Question: <a href=224 CHAPTER 26 Pricing Decisions, Including Target Costing and Transfer Pricing The budget is bas…” />Question: 224 CHAPTER 26 Pricing Decisions, Including Target Costing and Transfer Pricing The budget is bas...

Never use plagiarized sources. Get Your Original Essay on
Question: 224 CHAPTER 26 Pricing Decisions, Including Target Costing and Transfer Pricing The budget is bas…
Hire Professionals Just from $11/Page
Order Now Click here

Show transcribed image text 224 CHAPTER 26 Pricing Decisions, Including Target Costing and Transfer Pricing The budget is based on the demand previously stated. The S846,000, company wants to carn an annual operating income of wholesale prices for the year. Their Last week, four competitors released their S24.58; Competi Compe r A, 25.68; Competitor B, prices are as follows: 6; Competitor D, S25.30 their high quality. However Sumac & Oak's portable devices are known for price causes a 55,000 every si price crease above competitor's all price changes occur d from e orig al estimate. Ass me deman $1 increments Required re a schedule of total projected costs and uni costs. ute the anticipated se 1. Prep co 2. Use gross margin pricing to g price Sumac & Oak's portable devi ces, what shoul t cost)? Defend your answer. (Hint: Deter 3. Based on compe assume a constant sell for mine the tot operating come at various sales levels o 4. Would your pricing structure in req rement 3 change if the company had wi limited competition at this quality level If so, in what direction? Explain LO3 Pricing Decisions equipment for retail stores. Carol P7. The Fastener Company manufactures office that Fastener introduce Watson, the vice president of marketing, has proposed Watson two new products: an electric stapler an electric pencil sharpener. price requested that the Profit Planning Department develop preliminary selling for the two new products for her review policy for developing Profit Planning has followed the company's standard product. The potential sc It has used all data available for each accumulated by Profit Planning are as follows Electric Pencil Electric Sharpener Stapler 12,000 16,000 Estimated annual demand in units $15.00 $14.00 Estimated unit manufacturing costs Estimated unit selling and Not available $3.00 administrative expenses Not available $160,000 Assets employed in manufacturing Fastener plans to use an average of $1,200,000 in assets to support operations in the current year. The condenscd budgeted income statement that follows reflects the planned return on assets of 20 percent ($240,000 S1,200,000) for the entire company for all products Fastener Company Budgeted Income Statement For the Year Ended May 31 (in thousands) Revenue $2,400 Cost of goods sold 1,440 Gross profit 960 Selling and administrative expenses 720 operating income 240

224 CHAPTER 26 Pricing Decisions, Including Target Costing and Transfer Pricing The budget is based on the demand previously stated.

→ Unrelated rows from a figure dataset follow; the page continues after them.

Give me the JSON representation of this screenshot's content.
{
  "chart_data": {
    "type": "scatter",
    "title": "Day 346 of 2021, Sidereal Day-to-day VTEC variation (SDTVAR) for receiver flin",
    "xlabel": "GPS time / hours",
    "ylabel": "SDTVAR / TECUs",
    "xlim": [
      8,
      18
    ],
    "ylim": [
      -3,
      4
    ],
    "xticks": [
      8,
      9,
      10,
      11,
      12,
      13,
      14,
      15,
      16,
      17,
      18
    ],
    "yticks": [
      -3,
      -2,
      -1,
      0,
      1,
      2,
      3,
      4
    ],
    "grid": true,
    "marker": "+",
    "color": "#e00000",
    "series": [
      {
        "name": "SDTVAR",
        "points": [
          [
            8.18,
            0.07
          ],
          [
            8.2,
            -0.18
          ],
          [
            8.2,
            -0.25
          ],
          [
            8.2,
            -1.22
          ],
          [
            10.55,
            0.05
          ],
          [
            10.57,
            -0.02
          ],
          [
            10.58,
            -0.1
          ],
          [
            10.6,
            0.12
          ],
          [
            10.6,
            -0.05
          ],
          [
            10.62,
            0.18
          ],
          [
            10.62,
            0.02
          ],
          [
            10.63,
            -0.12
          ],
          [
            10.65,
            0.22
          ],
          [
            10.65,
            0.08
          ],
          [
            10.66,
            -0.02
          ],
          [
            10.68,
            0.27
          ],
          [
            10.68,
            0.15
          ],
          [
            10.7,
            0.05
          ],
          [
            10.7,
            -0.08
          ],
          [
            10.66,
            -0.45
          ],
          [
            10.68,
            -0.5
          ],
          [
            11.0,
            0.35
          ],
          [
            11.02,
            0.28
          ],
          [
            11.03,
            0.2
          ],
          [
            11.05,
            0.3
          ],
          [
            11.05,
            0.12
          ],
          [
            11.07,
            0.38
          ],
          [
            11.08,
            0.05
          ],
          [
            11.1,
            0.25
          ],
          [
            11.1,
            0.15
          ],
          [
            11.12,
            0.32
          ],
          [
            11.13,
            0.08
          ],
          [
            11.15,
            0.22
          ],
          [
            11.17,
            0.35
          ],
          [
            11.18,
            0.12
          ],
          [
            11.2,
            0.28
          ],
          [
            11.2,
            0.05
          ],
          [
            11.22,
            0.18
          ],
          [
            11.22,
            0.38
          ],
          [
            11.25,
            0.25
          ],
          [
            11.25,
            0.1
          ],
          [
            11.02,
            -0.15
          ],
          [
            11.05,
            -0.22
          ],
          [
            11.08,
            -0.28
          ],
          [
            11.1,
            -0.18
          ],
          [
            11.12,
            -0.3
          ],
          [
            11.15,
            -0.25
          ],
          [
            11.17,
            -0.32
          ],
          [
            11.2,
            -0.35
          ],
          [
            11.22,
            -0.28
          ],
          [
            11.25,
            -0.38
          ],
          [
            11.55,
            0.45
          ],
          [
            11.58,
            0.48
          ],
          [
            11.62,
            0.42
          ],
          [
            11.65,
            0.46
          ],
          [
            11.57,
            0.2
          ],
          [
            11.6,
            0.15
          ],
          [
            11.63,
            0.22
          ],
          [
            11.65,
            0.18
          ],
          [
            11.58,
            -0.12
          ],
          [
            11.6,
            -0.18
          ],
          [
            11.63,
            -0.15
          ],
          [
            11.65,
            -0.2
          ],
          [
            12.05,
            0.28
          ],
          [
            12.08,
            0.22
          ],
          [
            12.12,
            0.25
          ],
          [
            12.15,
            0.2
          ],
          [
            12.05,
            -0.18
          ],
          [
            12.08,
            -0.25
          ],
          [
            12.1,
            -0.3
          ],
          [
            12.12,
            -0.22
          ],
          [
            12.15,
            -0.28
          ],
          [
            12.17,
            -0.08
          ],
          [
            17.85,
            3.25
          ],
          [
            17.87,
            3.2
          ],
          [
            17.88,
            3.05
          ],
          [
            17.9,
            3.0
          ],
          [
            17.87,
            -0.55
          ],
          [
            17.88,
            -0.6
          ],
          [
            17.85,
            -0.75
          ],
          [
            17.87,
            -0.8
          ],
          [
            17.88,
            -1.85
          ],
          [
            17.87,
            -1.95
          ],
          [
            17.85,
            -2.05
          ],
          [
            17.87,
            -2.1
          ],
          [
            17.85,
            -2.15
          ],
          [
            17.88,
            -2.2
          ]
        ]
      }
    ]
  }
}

The S846,000, company wants to carn an annual operating income of wholesale prices for the year. Their Last week, four competitors released their S24.58; Competi Compe r A, 25.68; Competitor B, prices are as follows: 6; Competitor D, S25.30 their high quality. However Sumac & Oak's portable devices are known for price causes a 55,000 every si price crease above competitor's all price changes occur d from e orig al estimate. Ass me deman $1 increments Required re a schedule of total projected costs and uni costs. ute the anticipated se 1. Prep co 2. Use gross margin pricing to g price Sumac & Oak's portable devi ces, what shoul t cost)? Defend your answer. (Hint: Deter 3. Based on compe assume a constant sell for mine the tot operating come at various sales levels o 4. Would your pricing structure in req rement 3 change if the company had wi limited competition at this quality level If so, in what direction? Explain LO3 Pricing Decisions equipment for retail stores. Carol P7. The Fastener Company manufactures office that Fastener introduce Watson, the vice president of marketing, has proposed Watson two new products: an electric stapler an electric pencil sharpener. price requested that the Profit Planning Department develop preliminary selling for the two new products for her review policy for developing Profit Planning has followed the company's standard product. The potential sc It has used all data available for each accumulated by Profit Planning are as follows Electric Pencil Electric Sharpener Stapler 12,000 16,000 Estimated annual demand in units $15.00 $14.00 Estimated unit manufacturing costs Estimated unit selling and Not available $3.00 administrative expenses Not available $160,000 Assets employed in manufacturing Fastener plans to use an average of $1,200,000 in assets to support operations in the current year. The condenscd budgeted income statement that follows reflects the planned return on assets of 20 percent ($240,000 S1,200,000) for the entire company for all products Fastener Company Budgeted Income Statement For the Year Ended May 31 (in thousands) Revenue $2,400 Cost of goods sold 1,440 Gross profit 960 Selling and administrative expenses 720 operating income 240

Open chat
Lets chat on via WhatsApp
Hello, Welcome to our WhatsApp support. Reply to this message to start a chat.